The Carrion AnthemThe Carrion Anthem aurait pu être une nouvelle de bonne – ou tout du moins, correcte – facture, n’eut été la fâcheuse tendance de son auteur, David Annandale, à balancer des idées (lesquelles sont souvent intéressantes, il faut le reconnaître) sans se donner la peine de les étayer suffisamment, de sorte de permettre au lecteur lambda de comprendre la logique de son raisonnement et d’apprécier l’inventivité de sa démarche. Pour donner un exemple qui sera sans doute familier aux habitués de cette section, si Mr Annandale avait écrit Prospero Burns, il aurait sans doute omis de préciser ce qu’il entendait par le sibyllin aphorisme popularisé par Dan Abnett : « il n’y a pas de loups sur Fenris ». Voilà une phrase, qui, sortie de son contexte, ne peut qu’interpeller le fluffiste averti, et c’est bien tout l’art d’Abnett d’arriver à justifier son propos hérétique au fil des lignes. Ce talent n’est malheureusement pas aussi répandu qu’on le souhaiterait parmi les plumes de la BL, et son absence manifeste transparaît tristement dans cette première contribution de David Annandale, à qui je souhaite néanmoins une longue et prolixe carrière littéraire au sein de la sombre librairie*.

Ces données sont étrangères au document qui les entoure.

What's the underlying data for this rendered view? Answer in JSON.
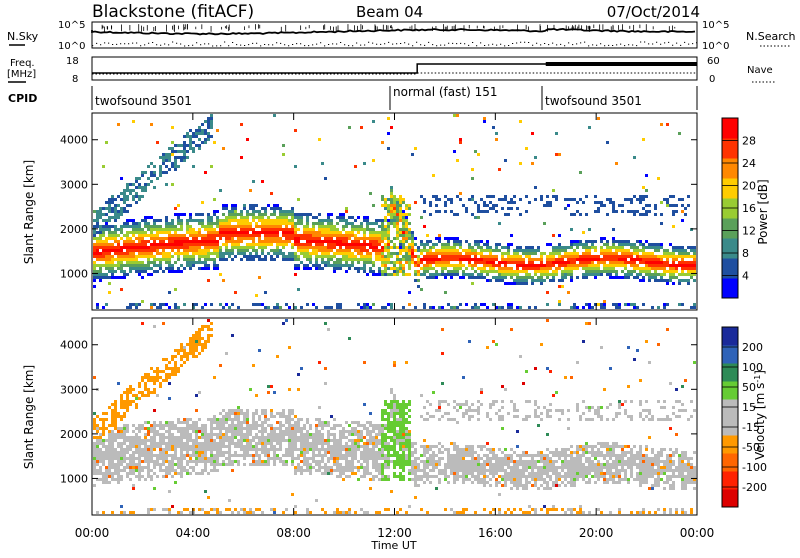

Tout avait pourtant bien commencé, Annandale situant son propos sur Ligeta, ou la Carrhaix du Segmentum Pacificus (comprendre qu’il s’y passe tellement peu de chose que c’est pour ses événements culturels que la planète est – un peu – connue). Ressassant ses rêves inassouvis de gloire sanguinolente, le général Corvus Parthamen, notre héros, est sur le point d’assister à la première de la nouvelle création de son génial jumeau, compositeur de son état. Problème, Corvus souffre d’amusie, ce qui le rend incapable d’apprécier à sa juste valeur le travail de son frère. Vous avouerez que ce n’est pas tous les jours que l’on évoque cette condition particulière, et il convient de saluer cet effort d’originalité de la part de David Annandale. Malheureusement, il faut un peu plus qu’une entame prometteuse pour donner lieu à une nouvelle mémorable, et passée cette ouverture singulière, le propos à vite fait de verser dans une intrigue et des péripéties d’une banalité assommante.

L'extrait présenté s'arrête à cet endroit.